Teresa Booth Brown uses collage and paint to create color artwork.

If you recognize a detail in one of Teresa Booth Brown’s pieces, it’s probably because you once spotted it while flipping through a magazine. Familiar images could be anything: the tiered skirt of a flouncy dress, a segment of barcode, or pieces of a landscape or an interior. These bits of glossy inspiration are assembled into collages that serve as the underpinning of her artworks. The mixed-media pieces on wood panels create a surprising experience for the viewer through a deft exploration of color, geometry and pictures from the zeitgeist.

“When you put previously unrelated things together, magic happens,” says Brown, who uses the term “collage intervention,” to describe this moment of alchemy. The artist, who splits her time between Aspen and Boulder, consistently finds imagery for her paintings in magazines. For her works on paper, she also uses pieces of book pages, flash cards and foreign currency. Of the latter, the artist says she often replaces the most familiar parts of money (a portrait of a dignitary or numbers) with abstract imagery to make less-noticeable borders and graphics more prominent.

A detail of Brown's work reveals a collage of magazine images.

A detail of Brown's work reveals a collage of magazine images.

Bits of ephemera provide art materials and inspiration.

Bits of ephemera provide art materials and inspiration.

A collection of small works by Brown.

A collection of small works by Brown.

The artist uses scissors to excise images from magazines.

The artist uses scissors to excise images from magazines.

Art work and tools of the trade make a splash in Brown's white-walled studio.

Art work and tools of the trade make a splash in Brown's white-walled studio.

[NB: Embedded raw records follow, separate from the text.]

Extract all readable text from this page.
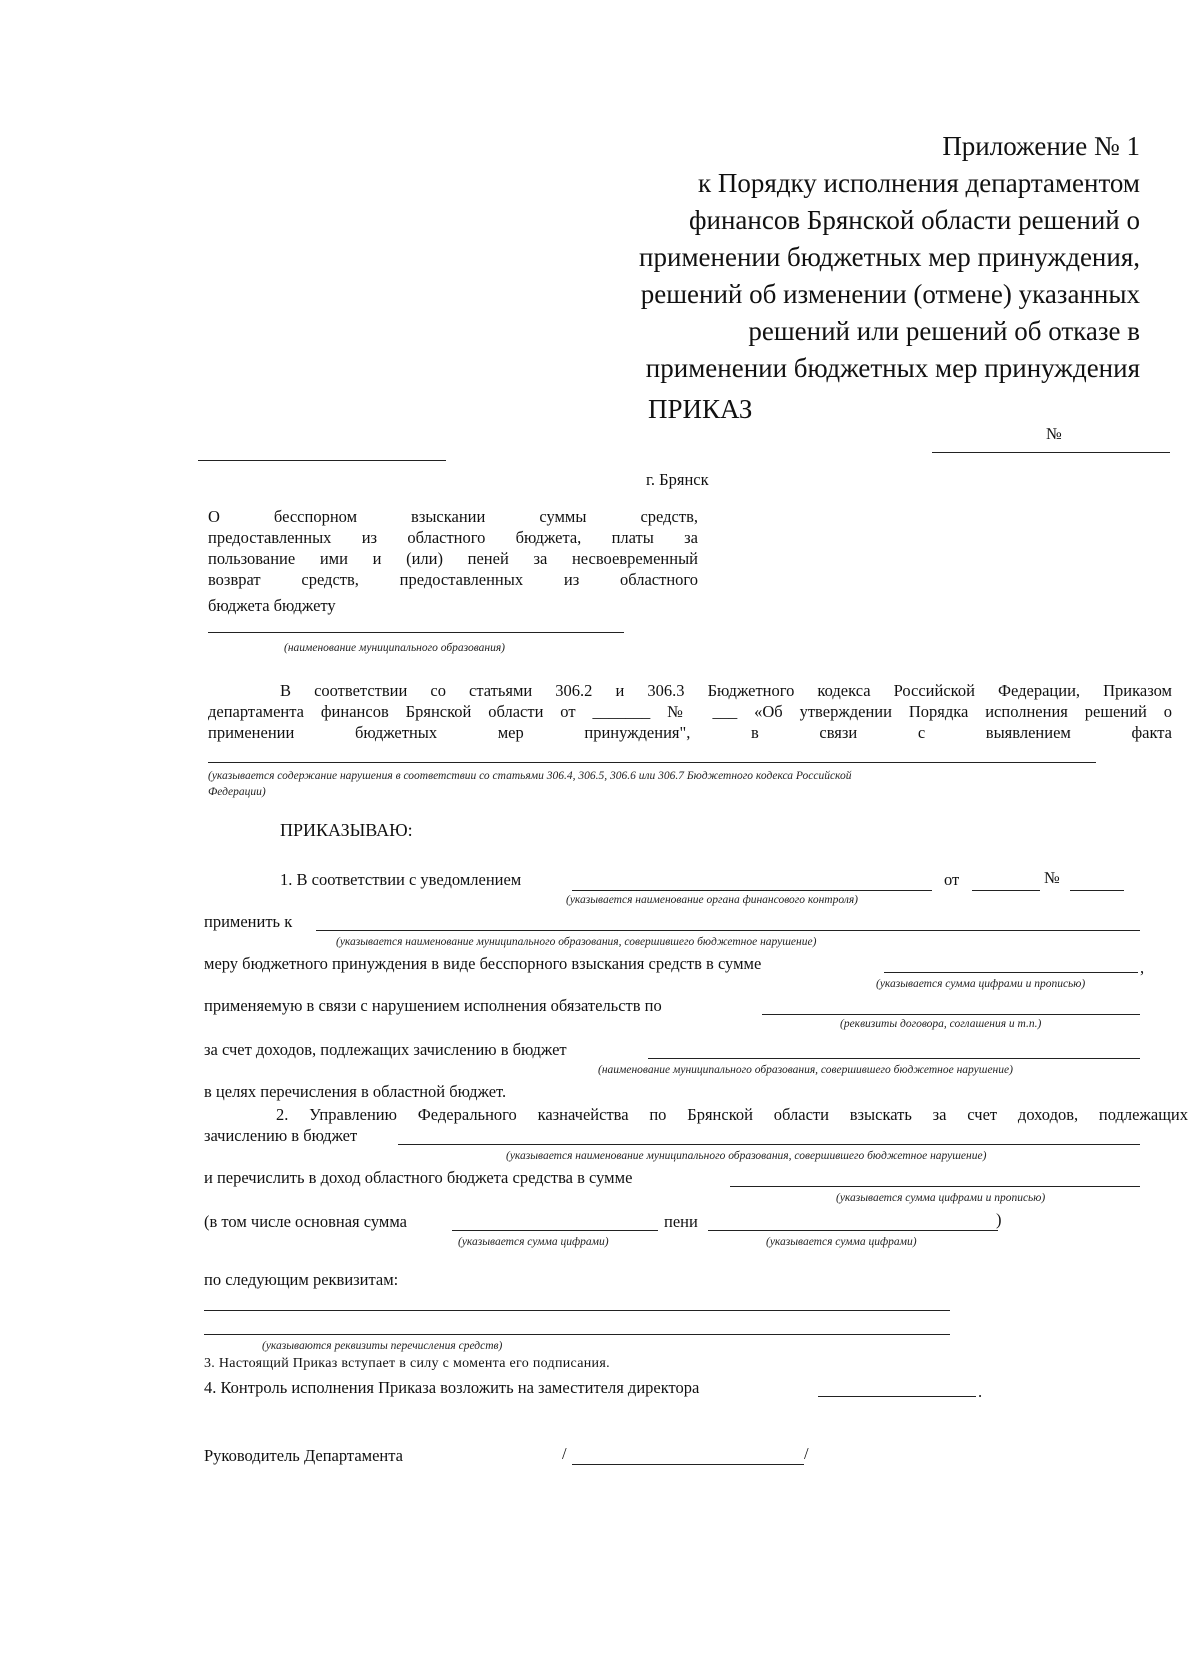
Приложение № 1
к Порядку исполнения департаментом
финансов Брянской области решений о
применении бюджетных мер принуждения,
решений об изменении (отмене) указанных
решений или решений об отказе в
применении бюджетных мер принуждения
ПРИКАЗ
№
г. Брянск
О бесспорном взыскании суммы средств,
предоставленных из областного бюджета, платы за
пользование ими и (или) пеней за несвоевременный
возврат средств, предоставленных из областного
бюджета бюджету
(наименование муниципального образования)
В соответствии со статьями 306.2 и 306.3 Бюджетного кодекса Российской Федерации, Приказом
департамента финансов Брянской области от _______ № ___ «Об утверждении Порядка исполнения решений о
применении бюджетных мер принуждения", в связи с выявлением факта
(указывается содержание нарушения в соответствии со статьями 306.4, 306.5, 306.6 или 306.7 Бюджетного кодекса Российской
Федерации)
ПРИКАЗЫВАЮ:
1. В соответствии с уведомлением	от	№
(указывается наименование органа финансового контроля)
применить к
(указывается наименование муниципального образования, совершившего бюджетное нарушение)
меру бюджетного принуждения в виде бесспорного взыскания средств в сумме	,
(указывается сумма цифрами и прописью)
применяемую в связи с нарушением исполнения обязательств по
(реквизиты договора, соглашения и т.п.)
за счет доходов, подлежащих зачислению в бюджет
(наименование муниципального образования, совершившего бюджетное нарушение)
в целях перечисления в областной бюджет.
2. Управлению Федерального казначейства по Брянской области взыскать за счет доходов, подлежащих
зачислению в бюджет
(указывается наименование муниципального образования, совершившего бюджетное нарушение)
и перечислить в доход областного бюджета средства в сумме
(указывается сумма цифрами и прописью)
(в том числе основная сумма	пени	)
(указывается сумма цифрами)	(указывается сумма цифрами)
по следующим реквизитам:
(указываются реквизиты перечисления средств)
3. Настоящий Приказ вступает в силу с момента его подписания.
4. Контроль исполнения Приказа возложить на заместителя директора	.
Руководитель Департамента	/	/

For her mixed-media paintings, Brown starts by excising images from their origins with an X-Acto knife, scissors or simply tearing them away specifically to achieve the rupturing effect that a tattered edge has against more precise lines and shapes. She then adheres them to a wood panel with a Japanese wheat paste called Jin Shofu, a substance often used in the repair of archival papers. After smoothing and burnishing the images with a cloth and small squeegee, the artist allows the collage to dry before layering on more color by using thin washes or opaque sections of oil paint, slowly creating singular shades. At this point, Brown begins to undo her efforts by sanding or scraping down parts of the artwork. “I like to see its archaeology,” says the artist. “Revealing the history of those layers is a big part of my process.” She then draws on the painting using graphite or ink.

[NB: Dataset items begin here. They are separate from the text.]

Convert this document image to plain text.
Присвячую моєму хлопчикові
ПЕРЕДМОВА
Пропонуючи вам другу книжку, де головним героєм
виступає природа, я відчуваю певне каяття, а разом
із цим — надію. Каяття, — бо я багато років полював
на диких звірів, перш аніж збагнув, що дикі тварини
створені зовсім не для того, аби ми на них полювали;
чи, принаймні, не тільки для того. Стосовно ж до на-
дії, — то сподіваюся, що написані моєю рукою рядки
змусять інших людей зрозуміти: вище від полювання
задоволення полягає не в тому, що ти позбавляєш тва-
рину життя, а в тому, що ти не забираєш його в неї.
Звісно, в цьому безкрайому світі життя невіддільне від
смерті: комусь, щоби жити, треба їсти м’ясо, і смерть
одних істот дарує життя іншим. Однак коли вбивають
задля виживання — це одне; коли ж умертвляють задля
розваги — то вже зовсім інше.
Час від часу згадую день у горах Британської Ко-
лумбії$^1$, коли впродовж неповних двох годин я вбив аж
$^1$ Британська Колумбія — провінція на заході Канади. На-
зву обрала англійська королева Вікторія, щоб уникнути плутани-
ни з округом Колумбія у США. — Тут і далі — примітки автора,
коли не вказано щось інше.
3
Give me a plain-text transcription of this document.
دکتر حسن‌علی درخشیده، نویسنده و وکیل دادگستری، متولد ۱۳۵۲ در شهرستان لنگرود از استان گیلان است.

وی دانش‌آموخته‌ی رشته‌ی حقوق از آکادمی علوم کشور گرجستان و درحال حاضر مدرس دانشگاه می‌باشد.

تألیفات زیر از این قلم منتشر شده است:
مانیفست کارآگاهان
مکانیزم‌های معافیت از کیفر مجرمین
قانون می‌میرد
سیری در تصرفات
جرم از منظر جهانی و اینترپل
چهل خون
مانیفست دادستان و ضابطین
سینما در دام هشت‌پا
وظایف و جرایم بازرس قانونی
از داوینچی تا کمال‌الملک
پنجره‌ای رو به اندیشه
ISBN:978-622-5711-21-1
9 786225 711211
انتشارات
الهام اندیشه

The final painting always surprises Brown; in fact, she doesn’t consider it finished until she sees something new and exciting in it. “I never have a preconceived notion of what a painting is going to look like,” says the artist, whose work is carried at Michael Warren Contemporary in Denver. “I’m looking for opportunities and directions while I’m working, so there’s a lot of intuition and chance driving the painting.”

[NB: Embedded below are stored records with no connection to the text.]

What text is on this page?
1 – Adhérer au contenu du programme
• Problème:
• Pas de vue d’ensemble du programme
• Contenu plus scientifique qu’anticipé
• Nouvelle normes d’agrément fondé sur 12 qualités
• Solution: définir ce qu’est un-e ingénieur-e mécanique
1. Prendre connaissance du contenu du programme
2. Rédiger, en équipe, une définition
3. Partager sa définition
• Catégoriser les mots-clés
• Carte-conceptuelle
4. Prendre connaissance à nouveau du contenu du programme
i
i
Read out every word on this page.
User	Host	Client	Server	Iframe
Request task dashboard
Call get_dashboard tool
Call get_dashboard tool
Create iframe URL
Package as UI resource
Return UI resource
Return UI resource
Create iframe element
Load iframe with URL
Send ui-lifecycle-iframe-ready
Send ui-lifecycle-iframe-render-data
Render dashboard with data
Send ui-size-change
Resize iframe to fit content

The dissimilar collage of images, in various degrees of cloaking, contribute to an improvisational effect. But this spontaneity is confronted–perhaps even corralled–by the precise geometry that is foremost in the painting. Herein lies the real value of Brown’s work: an all-encompassing visual adventure. “Even though I’m taking images from media, I’m not making statements on fashion or politics or the environment,” she says. “Work like that is very much of the moment, but my work is about reflection of interior states of experience. The paintings provide an opportunity for pure observation. They will take you as far as you want to go with them.”